- An adequate supply of aggregates to support construction in London will be achieved by:
- encouraging re-use and recycling of construction, demolition and excavation waste within London
- extracting land-won aggregates within London
- importing aggregates to London by sustainable transport modes
- meeting the target of 95 per cent recycling/re-use of construction, demolition and excavation waste by 2020 and recycling 50 per cent of that waste as aggregates by 2020.
- Development Plans should make provision for the maintenance of a landbank (i.e. seven years’ supply) of at least five million tonnes of land-won aggregates up to 2041, in particular through a landbank apportionment of:
- at least 1.75 mt to London Borough of Havering
- at least 0.7 mt to London Borough of Redbridge
- at least 1.75 mt to London Borough of Hillingdon
- at least 0.7 mt to London Borough of Hounslow.
- All Mineral Planning Authorities in London should identify and safeguard aggregate resources in Development Plans, including aggregate recycling facilities.
- To reduce the environmental impact of aggregates, Development Plans should:
- ensure that appropriate use is made of planning conditions dealing with aftercare, restoration and re-use of minerals sites following extraction, with particular emphasis on promoting green infrastructure, especially biodiversity
- safeguard wharves and/or railheads with existing or potential capacity for aggregate distribution and/or processing to minimise the movement of aggregates by road and maximise the movement of aggregates by sustainable modes.
London needs a reliable supply of construction materials to support continued growth. National planning policy requires Mineral Planning Authorities to maintain a steady and adequate supply of aggregates. These include land-won sand and gravel, crushed rock, marine sand and gravel, and recycled materials. Most aggregates used in the capital come from outside London, including marine sand and gravel and land-won aggregates, principally crushed rock from other regions. There are relatively small resources of workable land-won sand and gravel in London.

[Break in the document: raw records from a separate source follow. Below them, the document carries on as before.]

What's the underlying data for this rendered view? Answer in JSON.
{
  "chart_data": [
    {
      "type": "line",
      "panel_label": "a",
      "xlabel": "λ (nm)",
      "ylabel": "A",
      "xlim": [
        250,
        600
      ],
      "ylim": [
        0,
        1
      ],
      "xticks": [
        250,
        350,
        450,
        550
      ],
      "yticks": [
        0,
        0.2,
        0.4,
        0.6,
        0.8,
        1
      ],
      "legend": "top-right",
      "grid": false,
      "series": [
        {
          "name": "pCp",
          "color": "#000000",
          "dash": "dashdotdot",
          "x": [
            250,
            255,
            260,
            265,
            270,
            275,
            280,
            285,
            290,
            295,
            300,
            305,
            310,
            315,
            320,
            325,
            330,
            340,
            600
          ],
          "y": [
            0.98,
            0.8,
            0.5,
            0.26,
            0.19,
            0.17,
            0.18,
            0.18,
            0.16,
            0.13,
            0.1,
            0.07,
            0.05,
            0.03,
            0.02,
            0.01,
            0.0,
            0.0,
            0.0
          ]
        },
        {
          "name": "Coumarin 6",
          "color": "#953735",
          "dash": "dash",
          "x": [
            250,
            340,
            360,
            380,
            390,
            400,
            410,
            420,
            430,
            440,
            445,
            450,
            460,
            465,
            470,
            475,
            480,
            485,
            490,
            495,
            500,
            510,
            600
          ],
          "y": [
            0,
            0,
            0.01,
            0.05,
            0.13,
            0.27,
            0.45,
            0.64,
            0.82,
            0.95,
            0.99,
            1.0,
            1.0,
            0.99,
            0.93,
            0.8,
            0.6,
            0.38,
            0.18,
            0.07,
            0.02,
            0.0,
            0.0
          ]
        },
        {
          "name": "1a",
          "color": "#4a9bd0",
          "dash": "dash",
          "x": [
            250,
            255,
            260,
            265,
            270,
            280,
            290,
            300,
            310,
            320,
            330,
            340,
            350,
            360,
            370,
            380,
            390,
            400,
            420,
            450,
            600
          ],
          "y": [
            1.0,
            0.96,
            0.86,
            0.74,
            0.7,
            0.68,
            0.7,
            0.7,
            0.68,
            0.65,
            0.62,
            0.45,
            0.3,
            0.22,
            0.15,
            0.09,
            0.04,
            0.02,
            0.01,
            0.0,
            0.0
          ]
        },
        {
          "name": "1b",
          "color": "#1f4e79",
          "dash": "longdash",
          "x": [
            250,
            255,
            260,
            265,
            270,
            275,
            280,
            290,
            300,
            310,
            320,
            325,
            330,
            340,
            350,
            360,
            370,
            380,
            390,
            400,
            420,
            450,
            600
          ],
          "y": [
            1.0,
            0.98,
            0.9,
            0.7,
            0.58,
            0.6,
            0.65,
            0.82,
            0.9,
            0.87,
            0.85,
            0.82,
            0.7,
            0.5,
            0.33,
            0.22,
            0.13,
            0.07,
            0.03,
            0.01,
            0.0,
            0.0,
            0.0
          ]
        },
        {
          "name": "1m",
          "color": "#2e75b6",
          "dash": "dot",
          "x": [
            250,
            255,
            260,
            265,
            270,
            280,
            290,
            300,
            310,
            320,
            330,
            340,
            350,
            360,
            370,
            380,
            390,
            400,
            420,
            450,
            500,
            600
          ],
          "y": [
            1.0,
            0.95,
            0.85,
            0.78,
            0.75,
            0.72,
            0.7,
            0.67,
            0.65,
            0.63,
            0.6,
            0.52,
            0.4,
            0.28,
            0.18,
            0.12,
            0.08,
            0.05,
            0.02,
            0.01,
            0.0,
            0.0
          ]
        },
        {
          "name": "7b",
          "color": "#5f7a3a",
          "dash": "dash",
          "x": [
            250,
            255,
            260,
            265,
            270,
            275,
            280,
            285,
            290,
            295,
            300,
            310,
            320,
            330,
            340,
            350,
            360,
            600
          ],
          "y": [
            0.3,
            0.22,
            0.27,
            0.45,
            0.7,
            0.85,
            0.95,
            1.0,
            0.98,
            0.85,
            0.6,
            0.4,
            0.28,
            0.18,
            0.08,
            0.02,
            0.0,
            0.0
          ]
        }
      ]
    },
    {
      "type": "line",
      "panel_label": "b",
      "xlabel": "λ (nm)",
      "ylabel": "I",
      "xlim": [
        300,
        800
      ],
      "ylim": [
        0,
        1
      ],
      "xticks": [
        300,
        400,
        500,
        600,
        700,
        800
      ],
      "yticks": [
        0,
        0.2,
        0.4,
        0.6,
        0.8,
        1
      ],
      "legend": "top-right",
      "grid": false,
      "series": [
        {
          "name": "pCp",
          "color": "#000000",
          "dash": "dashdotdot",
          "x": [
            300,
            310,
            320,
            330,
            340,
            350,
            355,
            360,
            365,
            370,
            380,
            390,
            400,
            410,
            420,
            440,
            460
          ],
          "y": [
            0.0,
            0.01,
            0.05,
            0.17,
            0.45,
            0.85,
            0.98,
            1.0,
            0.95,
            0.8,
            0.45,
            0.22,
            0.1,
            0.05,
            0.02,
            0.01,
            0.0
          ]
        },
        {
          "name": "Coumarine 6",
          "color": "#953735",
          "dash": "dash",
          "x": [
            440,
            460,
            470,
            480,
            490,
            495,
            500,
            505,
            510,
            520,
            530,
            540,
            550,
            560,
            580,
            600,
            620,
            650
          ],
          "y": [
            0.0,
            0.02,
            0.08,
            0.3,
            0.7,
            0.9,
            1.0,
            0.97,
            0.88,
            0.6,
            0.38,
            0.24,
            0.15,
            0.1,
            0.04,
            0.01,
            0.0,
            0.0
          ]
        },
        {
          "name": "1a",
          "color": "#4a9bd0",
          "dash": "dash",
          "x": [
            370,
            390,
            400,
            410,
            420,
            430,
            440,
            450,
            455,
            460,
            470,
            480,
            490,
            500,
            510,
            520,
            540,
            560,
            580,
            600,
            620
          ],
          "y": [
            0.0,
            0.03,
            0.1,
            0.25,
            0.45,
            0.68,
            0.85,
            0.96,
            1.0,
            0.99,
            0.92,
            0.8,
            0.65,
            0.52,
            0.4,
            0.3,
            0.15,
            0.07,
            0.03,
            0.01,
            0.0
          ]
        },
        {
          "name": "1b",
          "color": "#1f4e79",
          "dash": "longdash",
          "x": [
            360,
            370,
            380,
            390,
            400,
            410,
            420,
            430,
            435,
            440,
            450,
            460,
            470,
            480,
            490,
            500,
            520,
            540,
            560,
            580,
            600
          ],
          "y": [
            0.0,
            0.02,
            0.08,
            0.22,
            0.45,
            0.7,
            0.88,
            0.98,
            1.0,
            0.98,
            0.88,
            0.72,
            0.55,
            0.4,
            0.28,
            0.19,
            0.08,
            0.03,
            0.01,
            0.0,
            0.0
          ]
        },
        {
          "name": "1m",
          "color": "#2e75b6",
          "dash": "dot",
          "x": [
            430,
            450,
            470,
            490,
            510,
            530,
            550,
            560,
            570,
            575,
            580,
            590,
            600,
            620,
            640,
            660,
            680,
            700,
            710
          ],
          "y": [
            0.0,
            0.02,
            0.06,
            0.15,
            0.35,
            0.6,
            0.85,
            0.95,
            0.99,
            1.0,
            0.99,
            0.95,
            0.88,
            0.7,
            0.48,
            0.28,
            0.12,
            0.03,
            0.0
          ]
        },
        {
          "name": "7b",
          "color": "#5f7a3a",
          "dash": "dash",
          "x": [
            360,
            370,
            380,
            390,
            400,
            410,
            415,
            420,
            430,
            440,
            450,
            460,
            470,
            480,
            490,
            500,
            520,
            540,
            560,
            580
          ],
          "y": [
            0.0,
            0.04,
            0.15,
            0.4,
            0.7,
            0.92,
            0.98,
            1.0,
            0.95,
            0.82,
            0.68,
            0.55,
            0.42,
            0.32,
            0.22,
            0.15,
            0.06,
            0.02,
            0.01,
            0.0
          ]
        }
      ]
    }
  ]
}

A realistic landbank figure (i.e. seven years’ supply) of at least 5 million tonnes of land-won aggregates for London throughout the Plan period has been apportioned to boroughs as set out in the policy above. There remains some potential for extraction beyond the four boroughs identified in Policy SI10 Aggregates, including within the Lee Valley, and boroughs with aggregates resources should consider extraction opportunities.
Aggregates are bulky materials so Development Plans should maximise their use and re-use and minimise their movement, especially by road. The objective of proximity dictates the best and most local use of materials that can be extracted in London. The re-use/recycling of building materials and aggregates is a significant and well established component of the circular economy advocated in Policy SI7 Reducing waste and supporting the circular economy and reduces the demand for natural materials.
Boroughs should protect existing, planned and potential sites for aggregate extraction and transportation. Existing and future wharf capacity is essential, especially for transporting marine-dredged aggregates, and should be protected in accordance with Policy SI15 Water transport. Equally important are railway depots for importing crushed rock from other parts of the UK. Railheads are vital to the sustainable movement of aggregates and boroughs should protect them.
Mineral Planning Authorities are required to prepare an annual Local Aggregates Assessment (LAA). It is not reasonable to expect boroughs without mineral resources or aggregate facilities to produce their own LAAs, so the Mayor will continue to prepare a joint London-wide LAA to supplement individual LAAs from boroughs with resources and facilities.